Serbian agriculture getting back on track

Eighteen months after floods washed away the livelihoods of thousands of farm households, Serbian agriculture is getting back on track – thanks to help from the European Union and FAO.

A second phase of assistance for central and western Serbia started in the summer and is now close to completion. More than 7 400 smallholder families were targeted with multiple forms of support, enabling them to get back on their feet and resume production. The programme as a whole has reached almost 34 000 families.

After receiving crop seed and fertilizer packages, some 5 000 farming families in 29 municipalities were able to plant their fields this fall with winter barley and wheat.

Distribution of fruit tree seedlings has continued, too. Approximately two million newly planted plum, cherry and sour cherry trees – not to mention raspberries – should be in blossom come spring.

In total, 856 greenhouses complete with drip irrigation systems have been provided and installed, about one third of these in the past six months. Greenhouses are important for vegetable growing because they give farmers greater control over the growing environment. Some crops, such as lettuces, can be cultivated in greenhouses well beyond their natural growing season.

“Greenhouse support is one of the program’s most challenging operations,” said Alexander Mentov, FAO emergency coordinator in Serbia. “Farmers prepare the ground beforehand, and FAO ensures quality construction and correct installation. Our experts have been on the ground to listen to the farmers’ feedback and, if needed, to provide advice on greenhouse vegetable production.” Well organized production in these greenhouses, apart from securing fresh vegetable to the beneficiaries’ families throughout the year, allow farmers to generate income by selling surplus to the local market.

The new greenhouses – financed by the European Union and procured and installed under the technical supervision of FAO – are expected to last for years.

“These greenhouses are of better overall quality than what we had before,” said Dragan Tadić of Sovljak village. “Now we will be able to produce vegetable seedlings. We also plan to install a heating system in the greenhouse, to create even better conditions for growth. We are grateful to all who helped us in this way to overcome a difficult time and give hope for a better time for our family."

Given the importance of the livestock sector in Serbia, animal production is another aspect of the EU-FAO flood recovery effort.

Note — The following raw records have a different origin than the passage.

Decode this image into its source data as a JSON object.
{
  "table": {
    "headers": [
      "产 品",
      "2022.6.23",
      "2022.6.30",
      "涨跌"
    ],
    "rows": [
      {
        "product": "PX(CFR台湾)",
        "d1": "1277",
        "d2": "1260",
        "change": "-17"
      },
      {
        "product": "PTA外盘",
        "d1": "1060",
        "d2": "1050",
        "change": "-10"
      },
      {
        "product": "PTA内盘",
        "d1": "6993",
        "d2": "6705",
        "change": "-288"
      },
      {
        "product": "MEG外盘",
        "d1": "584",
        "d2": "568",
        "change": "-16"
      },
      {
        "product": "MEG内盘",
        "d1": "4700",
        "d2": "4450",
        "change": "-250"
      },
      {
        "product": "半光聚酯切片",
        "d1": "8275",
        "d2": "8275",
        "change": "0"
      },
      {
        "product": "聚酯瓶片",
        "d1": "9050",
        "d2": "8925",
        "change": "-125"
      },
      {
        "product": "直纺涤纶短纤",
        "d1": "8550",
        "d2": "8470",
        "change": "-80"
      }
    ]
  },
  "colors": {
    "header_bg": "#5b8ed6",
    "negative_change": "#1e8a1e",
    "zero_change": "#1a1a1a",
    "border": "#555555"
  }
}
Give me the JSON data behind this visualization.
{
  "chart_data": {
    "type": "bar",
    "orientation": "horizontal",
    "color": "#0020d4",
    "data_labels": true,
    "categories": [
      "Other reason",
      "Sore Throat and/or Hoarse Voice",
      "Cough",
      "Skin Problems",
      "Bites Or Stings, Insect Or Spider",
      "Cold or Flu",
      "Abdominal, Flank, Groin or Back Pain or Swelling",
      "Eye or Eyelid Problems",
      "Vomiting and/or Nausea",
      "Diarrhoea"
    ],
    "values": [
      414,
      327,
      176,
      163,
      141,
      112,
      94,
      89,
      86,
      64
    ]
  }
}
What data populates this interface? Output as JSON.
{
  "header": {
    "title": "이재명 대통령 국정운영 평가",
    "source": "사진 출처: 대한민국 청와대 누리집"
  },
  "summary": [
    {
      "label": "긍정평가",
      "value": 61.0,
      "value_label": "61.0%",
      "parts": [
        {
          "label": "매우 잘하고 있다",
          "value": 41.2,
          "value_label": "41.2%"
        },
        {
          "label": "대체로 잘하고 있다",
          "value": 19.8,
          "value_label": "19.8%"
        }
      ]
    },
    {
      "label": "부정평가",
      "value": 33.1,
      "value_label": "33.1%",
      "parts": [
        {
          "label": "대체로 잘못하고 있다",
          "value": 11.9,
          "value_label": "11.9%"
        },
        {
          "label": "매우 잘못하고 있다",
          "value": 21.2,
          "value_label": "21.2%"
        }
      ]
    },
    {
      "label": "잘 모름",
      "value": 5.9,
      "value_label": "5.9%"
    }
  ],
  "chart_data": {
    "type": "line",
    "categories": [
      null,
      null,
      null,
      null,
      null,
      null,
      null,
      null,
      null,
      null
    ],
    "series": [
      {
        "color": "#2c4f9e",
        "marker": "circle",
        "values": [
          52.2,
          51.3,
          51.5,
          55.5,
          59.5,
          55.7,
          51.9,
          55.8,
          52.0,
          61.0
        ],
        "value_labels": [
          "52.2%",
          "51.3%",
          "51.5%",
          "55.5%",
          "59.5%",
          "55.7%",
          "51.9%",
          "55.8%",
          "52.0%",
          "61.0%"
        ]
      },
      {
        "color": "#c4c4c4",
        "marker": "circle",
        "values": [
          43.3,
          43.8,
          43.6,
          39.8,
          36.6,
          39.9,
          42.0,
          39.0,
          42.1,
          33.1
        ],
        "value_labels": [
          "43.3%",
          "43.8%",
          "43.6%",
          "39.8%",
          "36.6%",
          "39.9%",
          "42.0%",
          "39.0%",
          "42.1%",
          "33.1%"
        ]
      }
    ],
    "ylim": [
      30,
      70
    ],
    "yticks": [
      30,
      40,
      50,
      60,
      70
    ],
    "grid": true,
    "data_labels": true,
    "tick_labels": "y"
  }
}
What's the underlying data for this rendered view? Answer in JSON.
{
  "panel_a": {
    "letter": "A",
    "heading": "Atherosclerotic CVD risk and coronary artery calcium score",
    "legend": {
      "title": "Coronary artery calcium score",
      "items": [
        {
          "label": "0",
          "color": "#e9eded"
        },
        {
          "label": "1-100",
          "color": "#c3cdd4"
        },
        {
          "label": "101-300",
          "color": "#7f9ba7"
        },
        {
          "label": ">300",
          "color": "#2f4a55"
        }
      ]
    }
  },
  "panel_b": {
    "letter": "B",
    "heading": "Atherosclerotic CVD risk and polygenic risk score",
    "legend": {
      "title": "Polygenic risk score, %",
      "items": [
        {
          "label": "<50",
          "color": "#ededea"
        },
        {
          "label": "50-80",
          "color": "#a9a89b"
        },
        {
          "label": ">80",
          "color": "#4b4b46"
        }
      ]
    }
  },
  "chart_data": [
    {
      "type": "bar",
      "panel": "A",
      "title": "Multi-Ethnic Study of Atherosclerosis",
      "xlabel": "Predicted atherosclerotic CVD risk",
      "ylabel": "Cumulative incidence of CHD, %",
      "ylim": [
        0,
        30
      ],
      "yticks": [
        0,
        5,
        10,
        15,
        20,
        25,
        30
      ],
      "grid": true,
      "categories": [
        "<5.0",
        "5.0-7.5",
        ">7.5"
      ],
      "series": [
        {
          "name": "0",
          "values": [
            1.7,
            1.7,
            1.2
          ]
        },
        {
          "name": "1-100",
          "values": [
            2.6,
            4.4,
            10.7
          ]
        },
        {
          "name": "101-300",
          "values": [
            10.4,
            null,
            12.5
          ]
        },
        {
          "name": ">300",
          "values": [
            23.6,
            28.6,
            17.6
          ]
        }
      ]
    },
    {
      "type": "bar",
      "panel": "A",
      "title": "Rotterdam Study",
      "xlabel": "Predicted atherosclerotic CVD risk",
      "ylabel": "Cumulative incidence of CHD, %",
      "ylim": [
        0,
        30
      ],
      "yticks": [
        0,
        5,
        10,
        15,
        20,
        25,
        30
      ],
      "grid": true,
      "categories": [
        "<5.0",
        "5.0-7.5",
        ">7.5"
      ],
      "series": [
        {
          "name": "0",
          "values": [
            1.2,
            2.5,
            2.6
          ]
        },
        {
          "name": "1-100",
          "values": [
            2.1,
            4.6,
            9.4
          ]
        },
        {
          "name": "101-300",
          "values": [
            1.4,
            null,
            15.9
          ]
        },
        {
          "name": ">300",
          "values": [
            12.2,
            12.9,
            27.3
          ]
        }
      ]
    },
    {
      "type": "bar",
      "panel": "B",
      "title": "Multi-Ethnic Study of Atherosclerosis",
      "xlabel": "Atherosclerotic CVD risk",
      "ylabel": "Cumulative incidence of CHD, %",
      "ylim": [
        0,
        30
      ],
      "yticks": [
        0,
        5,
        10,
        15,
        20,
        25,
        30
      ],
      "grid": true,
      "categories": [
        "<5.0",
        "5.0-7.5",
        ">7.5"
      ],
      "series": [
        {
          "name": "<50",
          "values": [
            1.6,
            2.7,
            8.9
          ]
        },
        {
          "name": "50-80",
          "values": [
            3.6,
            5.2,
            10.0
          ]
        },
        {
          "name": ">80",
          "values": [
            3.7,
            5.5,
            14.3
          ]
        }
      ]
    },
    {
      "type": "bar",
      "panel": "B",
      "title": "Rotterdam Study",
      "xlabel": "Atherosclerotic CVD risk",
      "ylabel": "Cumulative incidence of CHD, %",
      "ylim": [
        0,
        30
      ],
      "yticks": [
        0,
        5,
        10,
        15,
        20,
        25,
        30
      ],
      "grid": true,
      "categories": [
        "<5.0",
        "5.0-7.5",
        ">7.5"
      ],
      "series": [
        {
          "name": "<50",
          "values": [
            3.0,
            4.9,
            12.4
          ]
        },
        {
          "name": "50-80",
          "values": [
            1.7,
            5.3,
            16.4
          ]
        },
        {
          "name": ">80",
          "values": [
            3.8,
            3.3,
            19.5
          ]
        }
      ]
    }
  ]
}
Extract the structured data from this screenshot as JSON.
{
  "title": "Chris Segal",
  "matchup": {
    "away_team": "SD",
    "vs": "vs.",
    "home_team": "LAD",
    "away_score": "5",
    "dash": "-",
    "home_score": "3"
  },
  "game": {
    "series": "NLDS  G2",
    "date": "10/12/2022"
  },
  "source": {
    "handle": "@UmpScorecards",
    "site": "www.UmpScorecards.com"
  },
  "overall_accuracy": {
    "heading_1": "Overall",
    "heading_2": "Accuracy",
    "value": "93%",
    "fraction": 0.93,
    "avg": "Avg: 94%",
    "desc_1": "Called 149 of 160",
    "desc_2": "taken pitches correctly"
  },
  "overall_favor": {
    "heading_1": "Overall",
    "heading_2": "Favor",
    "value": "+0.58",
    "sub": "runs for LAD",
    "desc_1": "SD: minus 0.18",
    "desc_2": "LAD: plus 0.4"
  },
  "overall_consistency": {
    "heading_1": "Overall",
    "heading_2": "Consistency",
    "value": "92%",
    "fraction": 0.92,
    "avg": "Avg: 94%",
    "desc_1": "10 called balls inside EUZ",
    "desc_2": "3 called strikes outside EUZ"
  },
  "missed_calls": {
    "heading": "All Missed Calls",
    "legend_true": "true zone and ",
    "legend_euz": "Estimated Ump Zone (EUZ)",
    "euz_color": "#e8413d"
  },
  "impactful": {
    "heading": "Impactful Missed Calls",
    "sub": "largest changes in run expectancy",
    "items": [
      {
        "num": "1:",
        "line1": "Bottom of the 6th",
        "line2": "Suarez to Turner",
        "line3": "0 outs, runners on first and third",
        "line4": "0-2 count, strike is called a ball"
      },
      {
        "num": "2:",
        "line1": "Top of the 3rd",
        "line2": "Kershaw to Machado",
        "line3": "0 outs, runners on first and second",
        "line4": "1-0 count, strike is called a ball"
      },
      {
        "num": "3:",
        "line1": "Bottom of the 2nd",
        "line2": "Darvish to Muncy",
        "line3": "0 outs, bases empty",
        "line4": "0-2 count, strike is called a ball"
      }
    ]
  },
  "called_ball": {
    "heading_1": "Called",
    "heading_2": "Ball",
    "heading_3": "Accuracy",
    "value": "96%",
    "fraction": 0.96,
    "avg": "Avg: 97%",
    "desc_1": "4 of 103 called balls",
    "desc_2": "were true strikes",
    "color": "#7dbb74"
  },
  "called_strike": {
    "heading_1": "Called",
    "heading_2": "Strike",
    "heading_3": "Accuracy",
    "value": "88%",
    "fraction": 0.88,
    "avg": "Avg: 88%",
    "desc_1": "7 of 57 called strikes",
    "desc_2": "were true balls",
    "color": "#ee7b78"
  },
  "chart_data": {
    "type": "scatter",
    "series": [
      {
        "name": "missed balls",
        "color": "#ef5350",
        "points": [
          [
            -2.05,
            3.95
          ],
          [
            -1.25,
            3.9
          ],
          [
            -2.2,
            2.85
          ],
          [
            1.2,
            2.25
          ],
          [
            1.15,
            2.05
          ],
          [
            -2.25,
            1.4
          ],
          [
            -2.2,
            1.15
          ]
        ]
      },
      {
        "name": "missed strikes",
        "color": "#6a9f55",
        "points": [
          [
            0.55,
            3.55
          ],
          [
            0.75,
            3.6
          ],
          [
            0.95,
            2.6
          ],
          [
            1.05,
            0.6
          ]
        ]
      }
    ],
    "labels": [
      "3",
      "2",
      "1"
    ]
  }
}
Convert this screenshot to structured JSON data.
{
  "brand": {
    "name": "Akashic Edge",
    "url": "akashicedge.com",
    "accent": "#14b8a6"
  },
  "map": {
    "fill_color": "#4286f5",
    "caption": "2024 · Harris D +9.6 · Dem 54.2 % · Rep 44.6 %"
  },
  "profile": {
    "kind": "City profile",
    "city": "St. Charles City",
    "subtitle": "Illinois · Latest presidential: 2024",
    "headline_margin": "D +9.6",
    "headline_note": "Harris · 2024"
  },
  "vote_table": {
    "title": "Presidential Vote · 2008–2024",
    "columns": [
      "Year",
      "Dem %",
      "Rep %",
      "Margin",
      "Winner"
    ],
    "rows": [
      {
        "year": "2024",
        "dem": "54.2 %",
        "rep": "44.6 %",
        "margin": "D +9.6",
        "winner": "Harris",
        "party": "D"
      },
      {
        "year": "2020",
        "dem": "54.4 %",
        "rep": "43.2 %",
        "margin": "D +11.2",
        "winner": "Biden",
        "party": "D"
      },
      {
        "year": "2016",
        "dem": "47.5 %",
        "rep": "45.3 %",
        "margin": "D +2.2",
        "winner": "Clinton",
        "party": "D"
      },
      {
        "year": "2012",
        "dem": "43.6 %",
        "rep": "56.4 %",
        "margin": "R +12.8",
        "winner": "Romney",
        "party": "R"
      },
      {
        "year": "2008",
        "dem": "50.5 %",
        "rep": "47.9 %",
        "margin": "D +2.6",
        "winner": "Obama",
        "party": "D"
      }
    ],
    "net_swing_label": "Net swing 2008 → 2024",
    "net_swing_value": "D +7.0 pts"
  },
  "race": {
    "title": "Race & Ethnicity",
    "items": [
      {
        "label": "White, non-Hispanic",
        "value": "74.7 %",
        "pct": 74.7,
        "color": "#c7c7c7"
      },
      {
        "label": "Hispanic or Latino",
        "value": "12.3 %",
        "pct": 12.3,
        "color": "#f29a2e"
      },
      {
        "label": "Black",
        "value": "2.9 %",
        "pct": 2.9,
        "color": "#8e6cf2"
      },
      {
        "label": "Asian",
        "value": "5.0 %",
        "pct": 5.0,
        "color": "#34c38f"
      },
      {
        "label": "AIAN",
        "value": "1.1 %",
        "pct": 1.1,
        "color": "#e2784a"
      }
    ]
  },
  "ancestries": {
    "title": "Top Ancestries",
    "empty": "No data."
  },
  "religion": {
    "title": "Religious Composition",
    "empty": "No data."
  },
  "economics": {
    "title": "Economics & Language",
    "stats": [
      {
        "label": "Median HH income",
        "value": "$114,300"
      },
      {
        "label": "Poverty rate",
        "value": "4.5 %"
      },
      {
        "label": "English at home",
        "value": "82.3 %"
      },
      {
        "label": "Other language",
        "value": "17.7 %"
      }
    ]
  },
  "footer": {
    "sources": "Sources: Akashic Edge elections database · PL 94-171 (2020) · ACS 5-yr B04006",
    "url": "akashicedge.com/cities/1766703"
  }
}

More than 100 livestock producers already have piglets or pregnant gilts in their barns, and more are on the way.

Apart from these European Union-supported activities, FAO provided 7 431 vulnerable households in western, central and eastern Serbia with 2 378 tonnes of animal feed concentrate.

Some 135 small-scale beekeepers can look forward to receiving beehives – seven hives each – in the coming weeks.

Activities will not close down at the end of this calendar year. An additional eleven municipalities will receive assistance in early 2016: Bogatić, Vladimirci, Mionica, Despotovac, Zaječar, Kladovo, Svrljig, Boljevac, Knjaževac, Negotin and Majdanpek.

The above mentioned activities are part of a bigger effort, the European Union assistance to flood relief in Serbia program, worth 30 million euros, which is funded by the European Union under the pre-accession funds IPA 2012. The funds are used for construction of new houses, rehabilitation of public buildings, private houses and roads and recovery of economy and agriculture in 24 municipalities most affected with floods. All activities in the field are implemented by the United Nations Office for Project Services (UNOPS), Food and Agriculture Organization of the United Nations (FAO), organisations HELP and ABS and Danish Refugee Council (DRC) – in coordination with Government of Serbia Office for Reconstruction and Flood Relief. Under the EU program of support to flooded areas in Serbia IPA 2012, FAO will continue to provide assistance to Smederevo, Petrovac na Mlavi, Cuprija, Ljig, Lucani and Gornji Milanovac municipalities, and will begin assistance to Bogatic, Despotovac, Mionica and Vladimirci. Additionally, FAO has received 1.5 million euros from the European Union’s IPA 2014 fund to deliver assistance packages to agricultural producers in seven municipalities in Eastern Serbia (Zajecar, Kladovo, Majdanpek, Negotin, Svrljig, Knjazevac and Boljevac).

The information and views set out in this document are those of the FAO and do not necessarily reflect the official opinion of the European Union.